Mr. Clemson had a hostile attitude toward South Carolina's elected officials. He provided that those seven would always be a majority. The General Assembly was to be influential without control.
In 1889, the state enacted an Act of Acceptance, ratified by the Chief Justice, of the terms and conditions of Clemson's will, including:
Section 3, " ... board of trustees, composed of the seven members nominated by said will and their successors ..."
By not providing specific terms of office, one Act permitted life terms of office for those seven trustees.
This established that the seven people named by the will and their collective successors were to be trustees, perhaps with life tenure. They became known as life trustees.
In 1895, the state adopted a Constitution that included, Art. VI, § 1 and Art. XVII § 1B, "... No person shall be ... appointed to office in this State for life. ..." Those sections prohibited life terms for the seven trustees named in the will and their successors, established as law.
Art. XVII, § 11, "... Laws inconsistent with Constitution. ... The provisions of all laws which are inconsistent with this Constitution shall cease upon its adoption. ..."
This prohibited the possibility after 1895 of the Act of Acceptance providing those seven trustees or their successors being appointed for life.
Consequently, every life trustee serving after 1895, if appointed for life, served and are serving in violation of the Constitution.

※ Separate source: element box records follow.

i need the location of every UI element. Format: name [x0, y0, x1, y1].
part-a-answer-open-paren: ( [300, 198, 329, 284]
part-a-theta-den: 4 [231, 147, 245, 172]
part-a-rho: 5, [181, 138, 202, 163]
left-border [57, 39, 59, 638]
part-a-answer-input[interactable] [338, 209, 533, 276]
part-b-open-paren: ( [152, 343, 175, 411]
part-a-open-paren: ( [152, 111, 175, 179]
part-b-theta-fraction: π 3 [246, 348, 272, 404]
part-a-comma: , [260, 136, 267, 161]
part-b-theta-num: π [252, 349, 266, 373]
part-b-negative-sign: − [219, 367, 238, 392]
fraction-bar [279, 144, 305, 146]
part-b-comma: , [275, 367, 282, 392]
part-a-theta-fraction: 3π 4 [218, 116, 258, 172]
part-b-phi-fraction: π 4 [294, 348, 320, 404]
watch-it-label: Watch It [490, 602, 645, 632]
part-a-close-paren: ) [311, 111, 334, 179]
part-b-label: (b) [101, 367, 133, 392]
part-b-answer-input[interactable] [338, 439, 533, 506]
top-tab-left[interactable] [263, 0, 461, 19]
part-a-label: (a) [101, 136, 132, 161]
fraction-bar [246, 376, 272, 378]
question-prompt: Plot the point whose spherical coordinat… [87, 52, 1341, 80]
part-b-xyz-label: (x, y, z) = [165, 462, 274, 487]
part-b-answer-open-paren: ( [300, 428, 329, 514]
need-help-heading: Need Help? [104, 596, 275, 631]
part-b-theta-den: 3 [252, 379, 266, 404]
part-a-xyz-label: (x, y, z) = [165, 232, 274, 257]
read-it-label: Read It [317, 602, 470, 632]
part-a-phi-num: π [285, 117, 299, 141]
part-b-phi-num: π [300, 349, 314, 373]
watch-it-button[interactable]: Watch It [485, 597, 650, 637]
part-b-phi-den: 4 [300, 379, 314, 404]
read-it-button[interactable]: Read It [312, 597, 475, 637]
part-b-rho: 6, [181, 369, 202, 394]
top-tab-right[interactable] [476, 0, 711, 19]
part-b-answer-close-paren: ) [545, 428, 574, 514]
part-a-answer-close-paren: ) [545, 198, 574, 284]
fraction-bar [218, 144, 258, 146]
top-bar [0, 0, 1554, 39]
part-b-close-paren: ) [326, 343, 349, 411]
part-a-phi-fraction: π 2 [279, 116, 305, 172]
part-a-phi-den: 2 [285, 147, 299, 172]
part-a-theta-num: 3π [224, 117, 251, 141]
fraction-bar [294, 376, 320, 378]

For several years there have been rumbles about a brewing lawsuit to defend the Constitution in this matter. For 119 years, Clemson University has been suppressing this festering problem. If such a suit is brought and is successful, South Carolinians will give Clemson a black eye for having ignored the problem.
If such a suit is brought and fails, South Carolinians will realize that Clemson politics has persuaded the judiciary to conclude that defending the Constitution is unimportant. That would give Clemson a larger black eye.
Clemson can forestall this lawsuit and minimize an inevitable black eye by fixing the problem prior to institution of a lawsuit.
Clemson now has no bylaws. I suggest that the seven current Life Trustees can best serve Clemson, the state and themselves if the board adopts bylaws including:
The Trustee successors to the Trustees named by Clemson's will, when appointing a replacement of their number, shall not appoint a Trustee for a term exceeding six years.
This is to satisfy the prohibitions of the Constitution Art. VI, § 1 and Art. XVII, § IB.
If this happens, it will be an important defense of the Constitution, of which Clemson should be proud.
If this happens, the General Assembly can amend the Act of Acceptance to include enabling the Board of Trustees to adopt and amend bylaws.
E.D. Sloan Jr. is president of the South Carolina Public Interest Foundation, a nonprofit organization founded to ensure that public bodies in the state act in compliance with the Constitution and statutory law. It has brought at least 75 lawsuits on those issues since its founding in 2005.